DigitalSlideArchive / HistomicsTK

A Python toolkit for pathology image analysis algorithms.
https://digitalslidearchive.github.io/HistomicsTK/
Apache License 2.0
393 stars 117 forks source link

Potential bug in separate_stains_macenko_pca.py | Function: argpercentile #1006

Closed m101010 closed 1 year ago

m101010 commented 1 year ago

Hi!

First off, thanks to all developers and maintainers for this amazing package!

I am using HistomicsTK on Ubuntu 20.04.5 LTS.

During my work with it I noticed a potential bug in the file `separate_stains_macenko_pca.py' in the function argpercentile.

https://github.com/DigitalSlideArchive/HistomicsTK/blob/15262df548a2579846a0dcfd8b7f41e30ddff58e/histomicstk/preprocessing/color_deconvolution/separate_stains_macenko_pca.py#L121C1-L125C41

For instance, this function is used in line 98 with a value for p = 0.99: https://github.com/DigitalSlideArchive/HistomicsTK/blob/4748f9d2e00216a59056c1a75c87f65dc6b271aa/histomicstk/preprocessing/color_deconvolution/separate_stains_macenko_pca.py#L98C4-L98C56

With p = 0.99, as soon as the size of the provided array is smaller than 51, the calculated index will be larger than the length of the array.
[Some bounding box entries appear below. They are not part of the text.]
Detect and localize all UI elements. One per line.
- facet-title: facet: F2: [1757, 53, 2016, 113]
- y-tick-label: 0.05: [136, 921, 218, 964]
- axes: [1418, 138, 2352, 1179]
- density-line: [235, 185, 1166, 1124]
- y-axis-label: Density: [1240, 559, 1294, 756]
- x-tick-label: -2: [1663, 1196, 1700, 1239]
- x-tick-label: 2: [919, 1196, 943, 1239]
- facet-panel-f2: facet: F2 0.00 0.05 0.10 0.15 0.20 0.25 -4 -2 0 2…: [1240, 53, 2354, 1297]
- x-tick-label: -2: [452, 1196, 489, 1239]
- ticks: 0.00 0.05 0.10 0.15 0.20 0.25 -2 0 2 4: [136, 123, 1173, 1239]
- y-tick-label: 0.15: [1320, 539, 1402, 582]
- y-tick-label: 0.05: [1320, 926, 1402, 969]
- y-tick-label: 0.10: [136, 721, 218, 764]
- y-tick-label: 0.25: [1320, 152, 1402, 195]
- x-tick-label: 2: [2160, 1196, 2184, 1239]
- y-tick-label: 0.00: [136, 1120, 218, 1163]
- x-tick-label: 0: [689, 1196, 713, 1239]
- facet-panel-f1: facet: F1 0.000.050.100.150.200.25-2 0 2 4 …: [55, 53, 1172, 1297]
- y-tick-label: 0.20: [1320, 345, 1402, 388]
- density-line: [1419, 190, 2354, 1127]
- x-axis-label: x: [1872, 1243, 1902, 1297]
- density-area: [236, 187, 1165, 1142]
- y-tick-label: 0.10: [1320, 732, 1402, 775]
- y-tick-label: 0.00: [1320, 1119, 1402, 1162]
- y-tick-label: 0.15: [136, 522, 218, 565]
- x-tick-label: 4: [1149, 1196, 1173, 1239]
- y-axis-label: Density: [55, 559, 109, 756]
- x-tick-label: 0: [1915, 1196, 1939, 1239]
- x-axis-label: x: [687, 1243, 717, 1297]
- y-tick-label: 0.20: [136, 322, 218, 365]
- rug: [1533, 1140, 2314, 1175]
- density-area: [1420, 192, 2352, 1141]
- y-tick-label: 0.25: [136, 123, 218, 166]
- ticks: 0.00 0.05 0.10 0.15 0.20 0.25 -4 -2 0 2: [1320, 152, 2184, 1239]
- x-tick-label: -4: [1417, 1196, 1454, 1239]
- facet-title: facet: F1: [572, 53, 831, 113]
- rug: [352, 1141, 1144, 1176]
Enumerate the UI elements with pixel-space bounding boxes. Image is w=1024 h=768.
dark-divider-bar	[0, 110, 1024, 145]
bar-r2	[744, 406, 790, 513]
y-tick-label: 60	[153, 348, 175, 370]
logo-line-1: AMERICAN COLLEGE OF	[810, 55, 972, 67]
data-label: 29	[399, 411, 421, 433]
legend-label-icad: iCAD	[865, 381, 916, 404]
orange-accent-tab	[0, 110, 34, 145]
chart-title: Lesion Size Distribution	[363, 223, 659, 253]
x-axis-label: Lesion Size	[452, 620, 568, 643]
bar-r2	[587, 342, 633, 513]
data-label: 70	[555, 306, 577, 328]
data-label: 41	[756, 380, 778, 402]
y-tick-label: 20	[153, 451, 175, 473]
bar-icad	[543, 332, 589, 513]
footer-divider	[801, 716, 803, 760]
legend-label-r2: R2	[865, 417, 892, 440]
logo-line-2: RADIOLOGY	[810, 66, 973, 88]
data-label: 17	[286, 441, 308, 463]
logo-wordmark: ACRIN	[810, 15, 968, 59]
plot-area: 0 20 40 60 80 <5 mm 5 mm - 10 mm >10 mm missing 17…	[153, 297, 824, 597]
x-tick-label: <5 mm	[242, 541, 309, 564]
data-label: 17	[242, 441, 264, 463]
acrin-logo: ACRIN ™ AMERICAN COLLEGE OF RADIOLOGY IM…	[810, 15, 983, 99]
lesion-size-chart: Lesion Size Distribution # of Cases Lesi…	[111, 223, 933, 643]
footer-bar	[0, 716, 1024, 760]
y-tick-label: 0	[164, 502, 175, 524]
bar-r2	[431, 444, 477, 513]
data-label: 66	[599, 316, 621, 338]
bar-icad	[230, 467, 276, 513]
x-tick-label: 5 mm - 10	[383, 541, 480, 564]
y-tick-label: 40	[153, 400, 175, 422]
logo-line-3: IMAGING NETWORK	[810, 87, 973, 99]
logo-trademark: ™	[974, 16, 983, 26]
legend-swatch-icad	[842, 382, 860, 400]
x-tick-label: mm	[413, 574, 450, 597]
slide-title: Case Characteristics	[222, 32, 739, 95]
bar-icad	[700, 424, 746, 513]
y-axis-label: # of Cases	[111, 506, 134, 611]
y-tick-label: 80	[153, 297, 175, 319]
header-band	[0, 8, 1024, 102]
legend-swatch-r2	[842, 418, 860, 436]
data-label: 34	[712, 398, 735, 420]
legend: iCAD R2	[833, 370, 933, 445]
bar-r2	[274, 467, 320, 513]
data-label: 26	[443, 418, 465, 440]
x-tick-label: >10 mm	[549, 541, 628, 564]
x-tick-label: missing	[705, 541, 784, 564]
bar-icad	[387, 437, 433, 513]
This leads to an "out of bounds" error in the subsequent call of numpy.argpartition(arr, i)[i] on line 125.

arr.size = 50, p = 0.99 i = 50 -> Will cause an error

I guess the easiest fix would be something like this:

i = int(p * arr.size + 0.5)
if i >= arr.size:
    i -= 1
return numpy.argpartition(arr, i)[i]

Having said all of this, I honestly am not sure if this combination of a small input array and a high percentage value is not supposed to occur in a normal application flow. Therefore, I am uncertain if this would merely mask another underlying problem.

Thank you for your time!

manthey commented 1 year ago

Yes, this is definitely a bug. Would you like to submit a PR with that change (if not, I'm happy to do so)? Another approach would just be i = min(int(p * arr.size + 0.5), arr.size - 1)

m101010 commented 1 year ago

Thank you for the fast response! As i have never done a PR on github, i would like to take this opportunity and learn to do this.
I will also try to create an Unit-Test regarding this problem.